GTP modulates run-up of whole-cell Ca2+ channel current in a Ca(2+)-dependent manner.

1. Whole-cell voltage-clamp recordings were obtained from CA1 neurons acutely dissociated from rat hippocampus to study the effects of guanosine 5'-triphosphate (GTP) on the gradual increase in Ca2+ channel current amplitude that takes place over several minutes after breaking in to whole-cell mode ("run-up"). 2. Including GTP (500 microM) in the patch pipette significantly prolonged the duration of run-up of peak Ca2+ channel current to its maximum value compared with controls without GTP when the recording solutions contained Ca2+. On the other hand, GTP significantly enhanced run-up when Mg2+ and Ba2+ were substituted for intracellular and extracellular Ca2+, respectively. 3. The enhancement of run-up of the current in the Mg/Ba condition appeared to be due both to an initial increase in current amplitude that was complete within 30 s after break in and to a more rapid initial rate of run-up when compared with the Ca2+ condition.
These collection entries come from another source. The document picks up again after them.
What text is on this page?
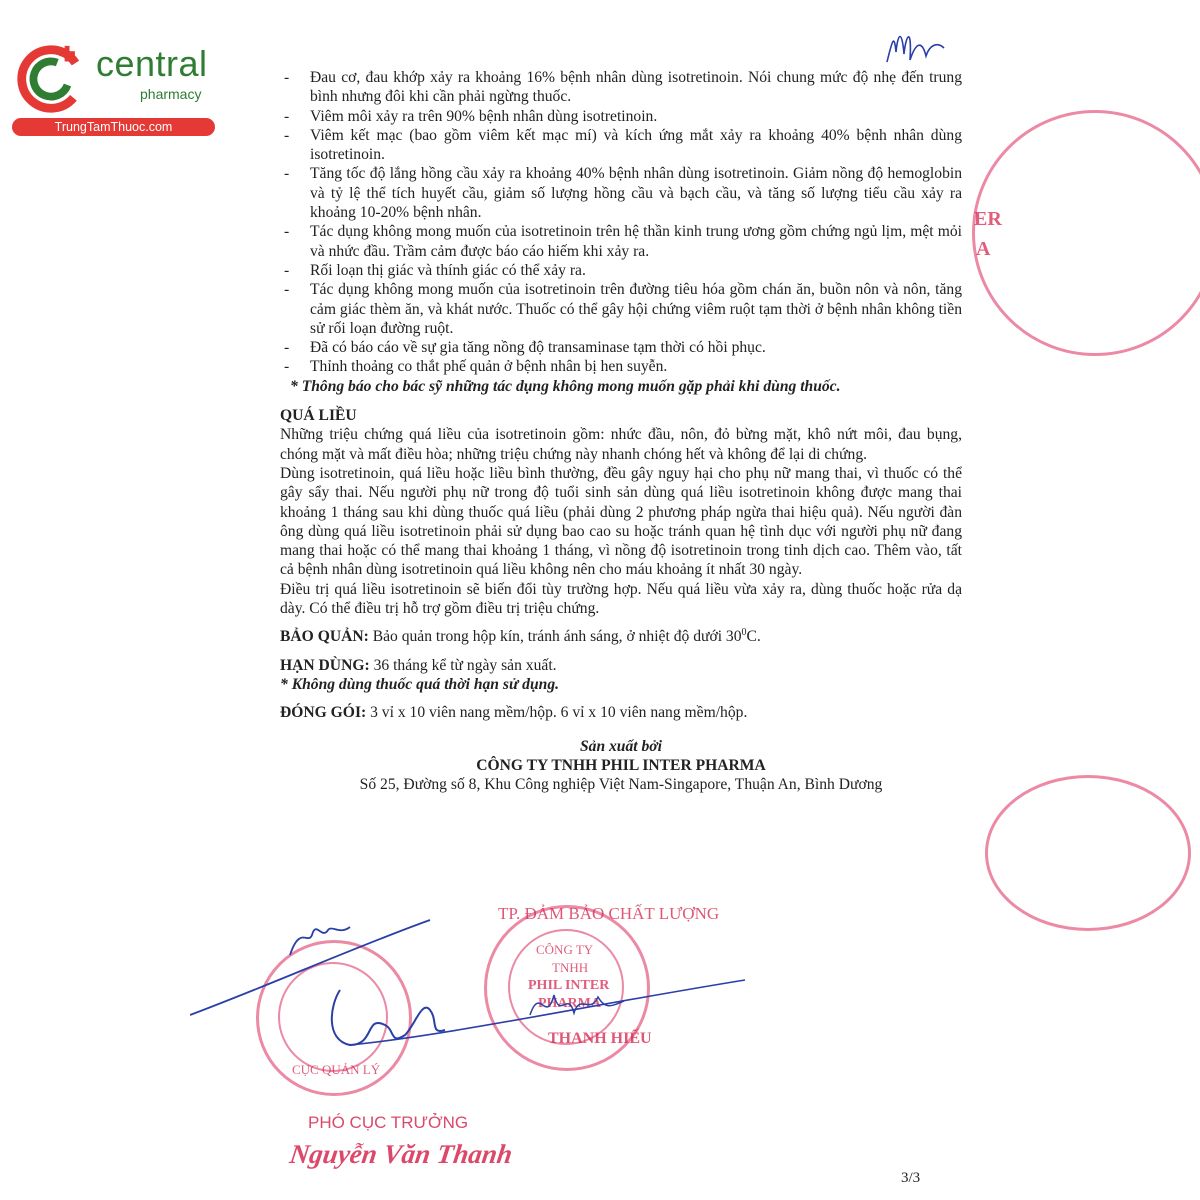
central
pharmacy
TrungTamThuoc.com
ER
A
- Đau cơ, đau khớp xảy ra khoảng 16% bệnh nhân dùng isotretinoin. Nói chung mức độ nhẹ đến trung bình nhưng đôi khi cần phải ngừng thuốc.
- Viêm môi xảy ra trên 90% bệnh nhân dùng isotretinoin.
- Viêm kết mạc (bao gồm viêm kết mạc mí) và kích ứng mắt xảy ra khoảng 40% bệnh nhân dùng isotretinoin.
- Tăng tốc độ lắng hồng cầu xảy ra khoảng 40% bệnh nhân dùng isotretinoin. Giảm nồng độ hemoglobin và tỷ lệ thể tích huyết cầu, giảm số lượng hồng cầu và bạch cầu, và tăng số lượng tiểu cầu xảy ra khoảng 10-20% bệnh nhân.
- Tác dụng không mong muốn của isotretinoin trên hệ thần kinh trung ương gồm chứng ngủ lịm, mệt mỏi và nhức đầu. Trầm cảm được báo cáo hiếm khi xảy ra.
- Rối loạn thị giác và thính giác có thể xảy ra.
- Tác dụng không mong muốn của isotretinoin trên đường tiêu hóa gồm chán ăn, buồn nôn và nôn, tăng cảm giác thèm ăn, và khát nước. Thuốc có thể gây hội chứng viêm ruột tạm thời ở bệnh nhân không tiền sử rối loạn đường ruột.
- Đã có báo cáo về sự gia tăng nồng độ transaminase tạm thời có hồi phục.
- Thỉnh thoảng co thắt phế quản ở bệnh nhân bị hen suyễn.
* Thông báo cho bác sỹ những tác dụng không mong muốn gặp phải khi dùng thuốc.
QUÁ LIỀU

Những triệu chứng quá liều của isotretinoin gồm: nhức đầu, nôn, đỏ bừng mặt, khô nứt môi, đau bụng, chóng mặt và mất điều hòa; những triệu chứng này nhanh chóng hết và không để lại di chứng.

Dùng isotretinoin, quá liều hoặc liều bình thường, đều gây nguy hại cho phụ nữ mang thai, vì thuốc có thể gây sẩy thai. Nếu người phụ nữ trong độ tuổi sinh sản dùng quá liều isotretinoin không được mang thai khoảng 1 tháng sau khi dùng thuốc quá liều (phải dùng 2 phương pháp ngừa thai hiệu quả). Nếu người đàn ông dùng quá liều isotretinoin phải sử dụng bao cao su hoặc tránh quan hệ tình dục với người phụ nữ đang mang thai hoặc có thể mang thai khoảng 1 tháng, vì nồng độ isotretinoin trong tinh dịch cao. Thêm vào, tất cả bệnh nhân dùng isotretinoin quá liều không nên cho máu khoảng ít nhất 30 ngày.

Điều trị quá liều isotretinoin sẽ biến đổi tùy trường hợp. Nếu quá liều vừa xảy ra, dùng thuốc hoặc rửa dạ dày. Có thể điều trị hỗ trợ gồm điều trị triệu chứng.

BẢO QUẢN: Bảo quản trong hộp kín, tránh ánh sáng, ở nhiệt độ dưới $30^0C$.
HẠN DÙNG: 36 tháng kể từ ngày sản xuất.
* Không dùng thuốc quá thời hạn sử dụng.
ĐÓNG GÓI: 3 vỉ x 10 viên nang mềm/hộp. 6 vỉ x 10 viên nang mềm/hộp.
Sản xuất bởi
CÔNG TY TNHH PHIL INTER PHARMA
Số 25, Đường số 8, Khu Công nghiệp Việt Nam-Singapore, Thuận An, Bình Dương
TP. ĐẢM BẢO CHẤT LƯỢNG
CÔNG TY
TNHH
PHIL INTER
PHARMA
THANH HIẾU
CỤC QUẢN LÝ
PHÓ CỤC TRƯỞNG
Nguyễn Văn Thanh
3/3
GTP did not affect the absolute maximum amplitudes of the currents in either Ca2+ or Ba2+ conditions. 4. We conclude that an early GTP-dependent modulation of Ca2+ channel current is qualitatively altered, depending on whether Ca2+ or Ba2+ is used as the charge carrier. Evidence of this modulation is apparent within seconds after rupture of the membrane patch. Conceivably, influences occurring during the period of "equilibration" with electrode contents could alter subsequent regulatory steps.